A new Kind (apiVersion: hybrid.routerd.net/v1alpha1) gates execution. It is defined in the hybrid group to sit alongside RemoteAddressClaim and CloudProviderProfile, which it governs. Its zero value is the safe locked-down state:

  • enabled (bool, default false) — execution is disabled unless true.
  • dryRunOnly (*bool, default true when nil) — only dry-run permitted.
  • requireApproval (*bool, default true when nil).
  • allowedProviders / allowedProviderRefs / allowedActions — empty means none (default-deny).
  • allowedCIDRs — the action target address must fall within one.
  • maxActionsPerRun (int, default 0 = no actions; the operator must set a positive bound).
  • allowUndo (bool, default false).
  • executionWindow (string, validated leniently).

routerctl action UX surface

routerctl action list, show, approve, execute --dry-run|--approved, journal, and rollback --dry-run.
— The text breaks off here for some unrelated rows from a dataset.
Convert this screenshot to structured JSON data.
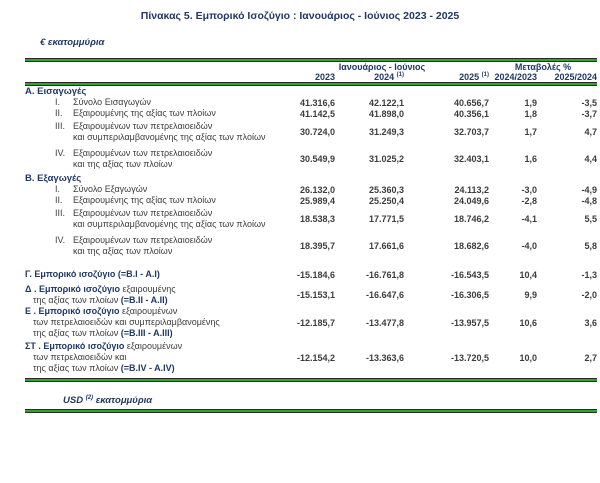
{
  "title": "Πίνακας 5. Εμπορικό Ισοζύγιο : Ιανουάριος - Ιούνιος 2023 - 2025",
  "unit_eur": "€ εκατομμύρια",
  "unit_usd": {
    "prefix": "USD",
    "sup": "(2)",
    "suffix": "εκατομμύρια"
  },
  "colors": {
    "accent_green": "#2ca62c",
    "heading_navy": "#1f3864",
    "body_text": "#3c3c3c"
  },
  "header": {
    "group_period": "Ιανουάριος - Ιούνιος",
    "group_changes": "Μεταβολές %",
    "cols": [
      {
        "label": "2023",
        "sup": ""
      },
      {
        "label": "2024",
        "sup": "(1)"
      },
      {
        "label": "2025",
        "sup": "(1)"
      },
      {
        "label": "2024/2023",
        "sup": ""
      },
      {
        "label": "2025/2024",
        "sup": ""
      }
    ]
  },
  "sections": [
    {
      "label": "Α. Εισαγωγές",
      "rows": [
        {
          "num": "I.",
          "lines": [
            [
              {
                "t": "Σύνολο Εισαγωγών"
              }
            ]
          ],
          "values": [
            "41.316,6",
            "42.122,1",
            "40.656,7",
            "1,9",
            "-3,5"
          ]
        },
        {
          "num": "II.",
          "lines": [
            [
              {
                "t": "Εξαιρουμένης της αξίας των πλοίων"
              }
            ]
          ],
          "values": [
            "41.142,5",
            "41.898,0",
            "40.356,1",
            "1,8",
            "-3,7"
          ]
        },
        {
          "num": "III.",
          "lines": [
            [
              {
                "t": "Εξαιρουμένων των πετρελαιοειδών"
              }
            ],
            [
              {
                "t": "και συμπεριλαμβανομένης της αξίας των πλοίων"
              }
            ]
          ],
          "values": [
            "30.724,0",
            "31.249,3",
            "32.703,7",
            "1,7",
            "4,7"
          ]
        },
        {
          "num": "IV.",
          "lines": [
            [
              {
                "t": "Εξαιρουμένων των πετρελαιοειδών"
              }
            ],
            [
              {
                "t": "και της αξίας των πλοίων"
              }
            ]
          ],
          "values": [
            "30.549,9",
            "31.025,2",
            "32.403,1",
            "1,6",
            "4,4"
          ]
        }
      ]
    },
    {
      "label": "Β. Εξαγωγές",
      "rows": [
        {
          "num": "I.",
          "lines": [
            [
              {
                "t": "Σύνολο Εξαγωγών"
              }
            ]
          ],
          "values": [
            "26.132,0",
            "25.360,3",
            "24.113,2",
            "-3,0",
            "-4,9"
          ]
        },
        {
          "num": "II.",
          "lines": [
            [
              {
                "t": "Εξαιρουμένης της αξίας των πλοίων"
              }
            ]
          ],
          "values": [
            "25.989,4",
            "25.250,4",
            "24.049,6",
            "-2,8",
            "-4,8"
          ]
        },
        {
          "num": "III.",
          "lines": [
            [
              {
                "t": "Εξαιρουμένων των πετρελαιοειδών"
              }
            ],
            [
              {
                "t": "και συμπεριλαμβανομένης της αξίας των πλοίων"
              }
            ]
          ],
          "values": [
            "18.538,3",
            "17.771,5",
            "18.746,2",
            "-4,1",
            "5,5"
          ]
        },
        {
          "num": "IV.",
          "lines": [
            [
              {
                "t": "Εξαιρουμένων των πετρελαιοειδών"
              }
            ],
            [
              {
                "t": "και της αξίας των πλοίων"
              }
            ]
          ],
          "values": [
            "18.395,7",
            "17.661,6",
            "18.682,6",
            "-4,0",
            "5,8"
          ]
        }
      ]
    },
    {
      "rows": [
        {
          "cls": "first",
          "lines": [
            [
              {
                "t": "Γ. Εμπορικό ισοζύγιο ",
                "b": true
              },
              {
                "t": "(=B.I - A.I)",
                "b": true
              }
            ]
          ],
          "values": [
            "-15.184,6",
            "-16.761,8",
            "-16.543,5",
            "10,4",
            "-1,3"
          ]
        },
        {
          "lines": [
            [
              {
                "t": "Δ . Εμπορικό ισοζύγιο ",
                "b": true
              },
              {
                "t": "εξαιρουμένης"
              }
            ],
            [
              {
                "t": "της αξίας των πλοίων ",
                "b": false
              },
              {
                "t": "(=B.II - A.II)",
                "b": true
              }
            ]
          ],
          "values": [
            "-15.153,1",
            "-16.647,6",
            "-16.306,5",
            "9,9",
            "-2,0"
          ]
        },
        {
          "lines": [
            [
              {
                "t": "Ε . Εμπορικό ισοζύγιο ",
                "b": true
              },
              {
                "t": "εξαιρουμένων"
              }
            ],
            [
              {
                "t": "των πετρελαιοειδών και συμπεριλαμβανομένης"
              }
            ],
            [
              {
                "t": "της αξίας των πλοίων ",
                "b": false
              },
              {
                "t": "(=B.III - A.III)",
                "b": true
              }
            ]
          ],
          "values": [
            "-12.185,7",
            "-13.477,8",
            "-13.957,5",
            "10,6",
            "3,6"
          ]
        },
        {
          "cls": "last",
          "lines": [
            [
              {
                "t": "ΣΤ . Εμπορικό ισοζύγιο ",
                "b": true
              },
              {
                "t": "εξαιρουμένων"
              }
            ],
            [
              {
                "t": "των πετρελαιοειδών και"
              }
            ],
            [
              {
                "t": "της αξίας των πλοίων ",
                "b": false
              },
              {
                "t": "(=B.IV - A.IV)",
                "b": true
              }
            ]
          ],
          "values": [
            "-12.154,2",
            "-13.363,6",
            "-13.720,5",
            "10,0",
            "2,7"
          ]
        }
      ]
    }
  ]
}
These are the operator surface; implemented in cmd/routerctl/cmd_action.go (Phase 5.0+).

Phasing

  • Phase 5.0 — framework + data model: ProviderActionPolicy Kind, the action_executions journal, schema/validation. DONE.
  • Phase 5.0+ — execution engine + CLI: pkg/provideraction execution state machine with approval workflow (engine.go), executor runner with capability gating (executor.go), routerctl action operator surface (cmd/routerctl/cmd_action.go: import, list, show, approve, execute, journal, rollback). DONE.
  • Phase 5.1 — live cloud executors: AWS, Azure, OCI provider executor plugins with real mutation against SAM-validated cloud. DONE (lab-smoke PASS).
  • Phase 5.x — hardening (windows, rate limits, richer rollback, audit).

Hard safety stops

  1. Execution disabled by default. ProviderActionPolicy.enabled defaults false; dryRunOnly defaults true.
  2. Explicit approval required. An action executes only if approved (operator approval, OR policy requireApproval=false with enabled + not dryRunOnly
    • allowlist match).
  3. mode=execute is rejected unless there is an approved action_execution that policy permits.
  4. idempotencyKey required; a key that already succeeded is not executed again (skipped / duplicate). Import is ON CONFLICT DO NOTHING, so a repeated key never creates a second execution row.
  5. All execution results are journaledsucceeded / failed / skipped / rolledBack, plus the pending / approved lifecycle states.
  6. Undo/rollback is best-effort — an executor may not support it; rollback is gated by allowUndo.
  7. Provider credentials never traverse routerd core — the executor holds and uses its own cloud-native identity.
  8. Live executors are gated by policy — real provider CLI/SDK calls require ProviderActionPolicy.enabled=true, dryRunOnly=false, and approval.

Consequences

  • routerd gains a reviewable, default-off path to drive the cloud-side SAM attach/detach without ever holding cloud credentials.
  • The journal is the audit trail and the idempotency guard; it is the single source of truth for what was executed.
  • The asymmetry between provision and de-provision (TTL teardown with hysteresis, per ADR 0006) is honoured by keeping execution gated and journaled rather than reactive to every event.